言われなければ全く認識できないが、一度認識できてしまえば比較的簡単に聞き取ることが出来る、ハクヒの声はそんな繊細な匠の業のようなものだった。
ラドンがニヤニヤと笑う。
「お前、記憶がなくなる前はかなり高位の魔法使いだったんだな。だからこんなに勘がいい」
「――そうなのだろうか?」
「あぁ、間違いない。聖獣との念話の感覚なんて、人間は小さい頃から磨いていないとそう易々とできるもんじゃねぇからな」
初めてハクヒと意思疏通出来た時、ハクヒが言った言葉は私への謝罪だった。
《このような目に合わせてしまい、申し訳ありません》
《折角助けてくれたのに、記憶をなくしてしまってごめん》
《いえ、私がもっと上手く導けられたらよかったのです……》
私はなおも謝り続けるハクヒの頭を軽く叩いた。
《僕はお前に感謝の気持ちしかないよ。それに、以前はこうしてお前と話せなかったんだろ? なら、むしろこうなって良かったじゃないか》
ハクヒははっと顔を上げると、照れたように鼻先で私の腕を撫でた。
《光栄です》
しかしながら、ハクヒは私の境遇については頑として教えてくれなかった。辛うじて教えてくれたのは名前だけである。これでもかなり交渉した結果だ。
「僕の名前はノエルというらしい」
「ノエルね……まぁ、外で有名だろうが私は知らないんだけどね」
「俺も俺も」
軽く笑う二人に、私は改めて問いかける。
「ここは地図的にはどこに位置するのだろうか?」
「光の世界の最東端、セレスティアル国の領海内にある島よ」
「セレスティアル国……」
教えてはもらったものの、その国がどんな国なのかが分からない。とりあえず、この世界の一番東に位置することだけは理解できた。
「やっぱり、感覚的なことは身体が覚えてるけれど、知識的なことの大半は忘れてるみたいね」
「そのようだ」
私はブロッサムに苦笑いする。動物や木々の名前、言葉等の生きるに必要なことは覚えている様だが、他の文化的な知識は忘れてしまっているらしい。
ラドンがヘラヘラと笑う。
「それにしても、ハクヒにはもっと感謝しろよ。本当はここは人間の立ち入りが禁じられているんだからな。ハクヒが禁忌を侵してもお前を助けたいって連れてきたから、お前は助かったんだ」
「禁忌? 人間の立ち入りが?」
「ここは聖獣や精霊の島だからな。人間は入れてはいけない規則にしているんだ」
「何故?」
「人間が来ると土地がよく穢れるからな。人間は無駄に生き物を殺しすぎる。もちろんそんな人間ばかりじゃないのは重々承知だけど、一纏めで制限した方が規律が保てる」
「ならハクヒは僕を連れてきて良かったのか? 僕のせいで何か罰せられる?」
私が早口に問いかけると、ハクヒが落ち着けと言わんばかりに鼻を私に押し付けた。その様子を見てブロッサムが微笑む。
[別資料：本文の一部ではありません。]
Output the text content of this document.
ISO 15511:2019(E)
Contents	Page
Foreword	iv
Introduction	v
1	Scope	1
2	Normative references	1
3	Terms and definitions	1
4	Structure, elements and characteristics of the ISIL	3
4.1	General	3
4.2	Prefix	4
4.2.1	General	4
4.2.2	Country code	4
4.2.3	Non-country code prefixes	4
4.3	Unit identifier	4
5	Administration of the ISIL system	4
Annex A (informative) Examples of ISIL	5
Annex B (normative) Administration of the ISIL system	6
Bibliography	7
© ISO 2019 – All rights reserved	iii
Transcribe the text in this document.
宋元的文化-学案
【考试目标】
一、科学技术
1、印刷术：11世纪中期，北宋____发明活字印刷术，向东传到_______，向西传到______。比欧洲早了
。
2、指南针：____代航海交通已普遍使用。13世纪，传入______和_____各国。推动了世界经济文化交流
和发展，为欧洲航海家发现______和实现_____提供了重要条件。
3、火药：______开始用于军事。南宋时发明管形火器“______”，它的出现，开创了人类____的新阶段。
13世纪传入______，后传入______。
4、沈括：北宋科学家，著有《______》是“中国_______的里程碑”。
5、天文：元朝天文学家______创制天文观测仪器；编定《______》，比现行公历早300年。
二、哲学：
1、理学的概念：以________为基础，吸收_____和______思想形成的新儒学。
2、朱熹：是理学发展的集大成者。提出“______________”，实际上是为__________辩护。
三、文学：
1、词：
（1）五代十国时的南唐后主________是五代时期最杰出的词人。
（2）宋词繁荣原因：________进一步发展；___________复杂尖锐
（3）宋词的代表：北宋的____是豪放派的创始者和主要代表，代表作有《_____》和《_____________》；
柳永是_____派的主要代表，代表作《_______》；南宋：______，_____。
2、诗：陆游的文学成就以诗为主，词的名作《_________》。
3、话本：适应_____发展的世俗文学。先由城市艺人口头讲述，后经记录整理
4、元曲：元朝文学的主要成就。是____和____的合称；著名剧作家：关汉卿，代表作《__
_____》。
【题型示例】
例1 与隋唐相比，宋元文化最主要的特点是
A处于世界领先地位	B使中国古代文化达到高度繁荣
「今回はまぁ特例にするわ。天馬は心から決めた主人が死んでしまったら、後を追って死んでしまうと聞くしね」
「ハクヒ……」
主人が記憶を失ってもなお、従ってくれている従順な天馬に私は心を大きく揺さぶられた。
――私はそんなにできた人間ではないだろうに……。
ハクヒの頭を抱き締めると、ハクヒは嬉しそうに嘶いた。